As we try to get our economy up and running in the wake of coronavirus, hurricane season threatens to kick us while we’re already down.
Hurricane Isaias was already the 9th storm to hit during this season, and it doesn’t look like things will be slowing down any time soon.
These storms are unavoidable no matter how much social distancing we practice, but we can do our best to prepare for them. And our state and local governments can help by incentivizing preparedness.
Experts have already predicted a busier — and possibly more dangerous — storm season than normal this year. That could mean up to almost 20 storms, with 10 potentially developing into full-fledged hurricanes. Imagine what this could mean for already vulnerable states and localities?

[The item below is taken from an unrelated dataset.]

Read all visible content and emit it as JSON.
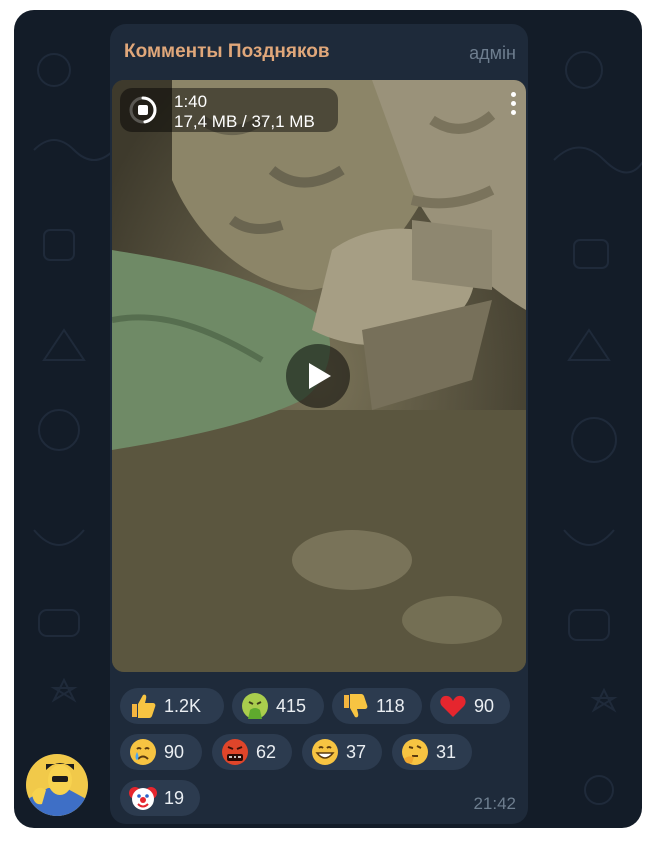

That’s why it’s critical for Americans, especially those in at-risk locations, to stock up on non-perishable foods, first aid kits and — most importantly — bottled water. In fact, the Federal Emergency Management Agency (FEMA) recommends every family has one gallon of water per person for three days in case of emergency.
But when the coronavirus hit, only 61 percent of Americans were stocked up on bottled water before sheltering in place. Perhaps that’s because a growing number of people consider it an environmental taboo to purchase plastic water bottles.
New York City recently banned plastic bottles on city-owned land. San Francisco even banned plastic bottles at airports. Before the virus hit, it seemed like the basic plastic water bottle was under attack, despite the fact that plastic water bottles make up less than one-third of one percent of waste in the U.S.
But there’s a distinct difference between essential plastics that help keep us safe during an emergency, and nonessential plastics that we can, and should, cut back on.
Aside from plastic water bottles, consider plastics used to make safety gear for our doctors and nurses on the frontlines. Much of their equipment — including face guards, gloves, and syringes — is made from plastic and intended to be discarded after one use to prevent the spread of disease.
There’s also the growing need for plastic partitions at grocery stores and other retail locations, not to mention plastic food wrappers that prevent waste. That’s no small feat, considering research shows that the carbon footprint of food waste is roughly three times greater than plastic waste.
Of course, we also have nonessential plastic items, straws being one of the best examples. Though some may find the prominent paper versions to be a sorry substitute, we can all agree that forgoing this type of plastic isn’t much of a threat to our health and safety.
Even plastic containers used for food delivery aren’t as essential. These usually black plastic containers can’t even be recycled — unless you’re looking for some flimsy additions to your Tupperware collection.
Considering plastic bottles make up less than four percent of all beverage containers that end up in landfills, blanket bans or taxes on them don’t do much for our environment. They also do not take into consideration the unintended health and safety consequences of forgoing plastic altogether, especially when preparing for a natural disaster.
Smarter, and safer, policy alternatives should target these less essential plastics instead, and leave vital plastics like water bottles and safety equipment alone.